Great question! Here is how the reduction works. Initially, we can use up to 255 * 255 * 255 = 16,581,375 colors to represent the whole color space. Ofcourse, the photo does not use each and every color, so the actual number of used colors is less.
Although it is less, it’s still a very large number, so what if we can reduce that number to something like 16, meaning we pick 16 colors that are most useful to represent the photo among all the 16,581,375 possible choices?
Achieving this would be awesome because after that we only need to remember 16 colors (instead of 16,581,375), and at each pixel, we no longer need three (0-255)-ranged numbers to talk about a color in terms of its RGB values, instead we only need one (0-15)-ranged number to talk about the colors. For example, 0 can represent red, 1 can represent white, 3 can represent brown, and so on. The numbers are no longer a continuous representation of how the intensity of one of the Red / Green / Blue changes, but each of the number from 0 to 15 represents a discrete color and is representative for the photo in question. Note that here, it would only take 4 bits (not 16 bits) to remember 16 distinct numbers.
Shape of centroid is (16, 3) because there are 16 centroid and each centroid is a color represented by its R, G, and B values.

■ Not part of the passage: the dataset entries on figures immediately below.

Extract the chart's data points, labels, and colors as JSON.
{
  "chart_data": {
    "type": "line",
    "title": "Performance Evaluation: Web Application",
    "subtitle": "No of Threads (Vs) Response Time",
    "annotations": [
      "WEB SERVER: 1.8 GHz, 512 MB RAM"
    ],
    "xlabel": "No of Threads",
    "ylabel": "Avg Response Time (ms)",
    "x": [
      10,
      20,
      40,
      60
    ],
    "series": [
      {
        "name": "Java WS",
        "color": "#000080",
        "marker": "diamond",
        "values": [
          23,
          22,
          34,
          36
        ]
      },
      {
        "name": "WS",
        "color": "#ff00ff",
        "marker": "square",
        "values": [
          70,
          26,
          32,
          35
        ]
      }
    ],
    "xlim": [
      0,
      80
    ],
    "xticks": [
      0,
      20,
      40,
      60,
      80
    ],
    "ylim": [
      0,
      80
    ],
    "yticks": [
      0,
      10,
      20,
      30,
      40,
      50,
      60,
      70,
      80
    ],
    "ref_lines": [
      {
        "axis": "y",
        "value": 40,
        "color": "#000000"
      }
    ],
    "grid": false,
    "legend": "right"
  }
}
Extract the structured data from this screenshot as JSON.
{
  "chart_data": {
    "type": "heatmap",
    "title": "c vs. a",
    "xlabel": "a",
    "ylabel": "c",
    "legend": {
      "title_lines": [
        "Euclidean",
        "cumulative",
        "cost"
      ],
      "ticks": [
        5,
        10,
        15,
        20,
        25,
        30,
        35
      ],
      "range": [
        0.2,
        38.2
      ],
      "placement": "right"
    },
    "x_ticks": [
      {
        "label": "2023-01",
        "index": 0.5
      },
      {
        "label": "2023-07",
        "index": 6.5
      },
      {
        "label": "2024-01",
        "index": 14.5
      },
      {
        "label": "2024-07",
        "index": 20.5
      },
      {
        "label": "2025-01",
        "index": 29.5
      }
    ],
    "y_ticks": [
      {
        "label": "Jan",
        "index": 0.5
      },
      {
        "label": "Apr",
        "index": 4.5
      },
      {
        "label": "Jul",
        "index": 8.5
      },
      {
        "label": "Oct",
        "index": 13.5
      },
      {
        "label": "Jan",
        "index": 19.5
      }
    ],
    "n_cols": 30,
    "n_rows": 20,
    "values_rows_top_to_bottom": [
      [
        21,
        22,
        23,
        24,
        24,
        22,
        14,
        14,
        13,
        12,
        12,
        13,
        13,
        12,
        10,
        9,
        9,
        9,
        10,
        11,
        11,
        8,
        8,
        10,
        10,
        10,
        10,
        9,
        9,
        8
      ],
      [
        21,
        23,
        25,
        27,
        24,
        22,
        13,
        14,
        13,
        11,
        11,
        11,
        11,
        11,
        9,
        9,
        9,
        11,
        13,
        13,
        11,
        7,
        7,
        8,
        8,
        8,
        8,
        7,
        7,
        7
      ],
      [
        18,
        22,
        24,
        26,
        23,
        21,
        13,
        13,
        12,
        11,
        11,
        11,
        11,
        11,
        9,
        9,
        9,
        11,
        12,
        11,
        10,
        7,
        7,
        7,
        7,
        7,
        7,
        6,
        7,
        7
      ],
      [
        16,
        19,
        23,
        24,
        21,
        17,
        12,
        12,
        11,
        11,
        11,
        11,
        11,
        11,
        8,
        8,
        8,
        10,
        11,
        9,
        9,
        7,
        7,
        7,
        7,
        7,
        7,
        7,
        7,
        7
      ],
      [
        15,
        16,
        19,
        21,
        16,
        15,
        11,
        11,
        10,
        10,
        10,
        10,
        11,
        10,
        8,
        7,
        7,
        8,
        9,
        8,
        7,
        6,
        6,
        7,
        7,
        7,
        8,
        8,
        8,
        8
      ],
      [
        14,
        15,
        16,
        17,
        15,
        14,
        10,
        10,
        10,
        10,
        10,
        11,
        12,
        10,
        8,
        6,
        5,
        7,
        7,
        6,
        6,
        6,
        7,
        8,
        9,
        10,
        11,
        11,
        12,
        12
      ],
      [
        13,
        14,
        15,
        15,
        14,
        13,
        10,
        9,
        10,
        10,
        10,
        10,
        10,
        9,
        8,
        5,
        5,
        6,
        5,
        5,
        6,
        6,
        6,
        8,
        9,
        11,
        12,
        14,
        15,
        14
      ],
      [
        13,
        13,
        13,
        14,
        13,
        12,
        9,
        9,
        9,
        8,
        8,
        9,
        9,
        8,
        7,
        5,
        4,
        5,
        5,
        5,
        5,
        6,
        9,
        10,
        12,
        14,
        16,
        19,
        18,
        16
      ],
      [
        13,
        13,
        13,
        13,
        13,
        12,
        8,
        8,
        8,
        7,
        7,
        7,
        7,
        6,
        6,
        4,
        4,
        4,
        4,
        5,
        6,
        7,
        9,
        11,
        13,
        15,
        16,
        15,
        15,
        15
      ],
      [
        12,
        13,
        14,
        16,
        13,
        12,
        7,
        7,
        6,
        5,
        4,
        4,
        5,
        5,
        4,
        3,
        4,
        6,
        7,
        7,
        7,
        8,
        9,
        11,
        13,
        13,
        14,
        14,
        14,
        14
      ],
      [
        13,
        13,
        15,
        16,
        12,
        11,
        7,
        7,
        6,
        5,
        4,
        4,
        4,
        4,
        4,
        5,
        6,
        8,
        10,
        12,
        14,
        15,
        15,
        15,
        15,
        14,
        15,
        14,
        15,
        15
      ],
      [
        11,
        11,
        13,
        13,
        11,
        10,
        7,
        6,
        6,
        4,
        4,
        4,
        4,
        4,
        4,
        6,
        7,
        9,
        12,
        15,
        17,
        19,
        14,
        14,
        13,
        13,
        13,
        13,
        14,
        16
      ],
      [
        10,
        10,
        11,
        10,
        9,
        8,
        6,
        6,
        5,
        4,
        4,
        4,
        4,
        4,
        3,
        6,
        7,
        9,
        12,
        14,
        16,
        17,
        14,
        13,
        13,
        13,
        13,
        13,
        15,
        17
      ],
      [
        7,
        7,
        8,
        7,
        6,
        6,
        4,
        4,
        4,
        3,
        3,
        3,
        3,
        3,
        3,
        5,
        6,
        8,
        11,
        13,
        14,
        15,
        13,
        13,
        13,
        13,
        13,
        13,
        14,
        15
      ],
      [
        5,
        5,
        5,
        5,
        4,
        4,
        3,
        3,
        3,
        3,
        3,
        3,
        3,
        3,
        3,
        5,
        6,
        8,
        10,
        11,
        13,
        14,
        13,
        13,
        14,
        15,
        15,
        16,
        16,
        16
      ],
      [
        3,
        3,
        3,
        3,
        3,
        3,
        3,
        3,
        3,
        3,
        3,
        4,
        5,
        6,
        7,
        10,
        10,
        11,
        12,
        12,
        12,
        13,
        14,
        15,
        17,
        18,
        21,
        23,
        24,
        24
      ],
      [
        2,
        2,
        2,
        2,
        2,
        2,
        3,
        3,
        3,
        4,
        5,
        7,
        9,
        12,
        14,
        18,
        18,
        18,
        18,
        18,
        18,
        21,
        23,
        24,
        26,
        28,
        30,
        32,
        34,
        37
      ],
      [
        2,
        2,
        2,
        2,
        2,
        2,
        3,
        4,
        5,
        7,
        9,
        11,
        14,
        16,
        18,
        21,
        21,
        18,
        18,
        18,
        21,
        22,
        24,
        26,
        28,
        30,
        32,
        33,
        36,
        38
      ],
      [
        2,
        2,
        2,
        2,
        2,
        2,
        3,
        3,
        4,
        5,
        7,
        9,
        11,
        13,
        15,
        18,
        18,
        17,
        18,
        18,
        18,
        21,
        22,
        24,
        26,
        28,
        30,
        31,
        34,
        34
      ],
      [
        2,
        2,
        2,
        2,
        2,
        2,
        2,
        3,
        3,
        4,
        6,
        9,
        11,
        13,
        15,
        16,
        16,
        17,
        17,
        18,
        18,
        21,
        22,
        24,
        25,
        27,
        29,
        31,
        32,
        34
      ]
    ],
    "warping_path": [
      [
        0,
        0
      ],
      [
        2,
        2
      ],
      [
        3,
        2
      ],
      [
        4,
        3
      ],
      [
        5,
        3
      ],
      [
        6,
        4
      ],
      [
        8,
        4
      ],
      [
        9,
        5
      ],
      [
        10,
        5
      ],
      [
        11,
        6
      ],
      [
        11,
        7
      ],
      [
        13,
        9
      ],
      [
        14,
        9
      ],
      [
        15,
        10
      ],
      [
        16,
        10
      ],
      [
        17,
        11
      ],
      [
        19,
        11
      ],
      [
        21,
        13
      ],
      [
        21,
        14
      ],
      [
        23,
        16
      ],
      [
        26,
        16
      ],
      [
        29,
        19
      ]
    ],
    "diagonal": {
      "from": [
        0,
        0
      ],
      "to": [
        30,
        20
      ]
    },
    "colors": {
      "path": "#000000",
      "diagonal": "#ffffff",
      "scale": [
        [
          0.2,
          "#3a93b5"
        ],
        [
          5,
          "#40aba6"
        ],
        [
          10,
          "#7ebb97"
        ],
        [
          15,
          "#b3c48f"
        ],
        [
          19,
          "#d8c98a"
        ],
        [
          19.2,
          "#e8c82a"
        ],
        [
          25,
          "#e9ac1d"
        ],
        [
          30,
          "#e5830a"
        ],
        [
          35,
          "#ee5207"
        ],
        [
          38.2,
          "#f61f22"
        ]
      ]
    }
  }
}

Shape of Idx is (16384, ) because the flattened photo has 16384 pixels, and idx contains for each pixel the ID (between 0 and 15) of the closest centroid, which means it talks about at each pixel which of the 16 colors is going to be used to represent it.
centroids[idx, :]
will return you an array of length (16384, 3), because it “recursively” takes the centroid for each pixel out of the centroids
array.
Raymond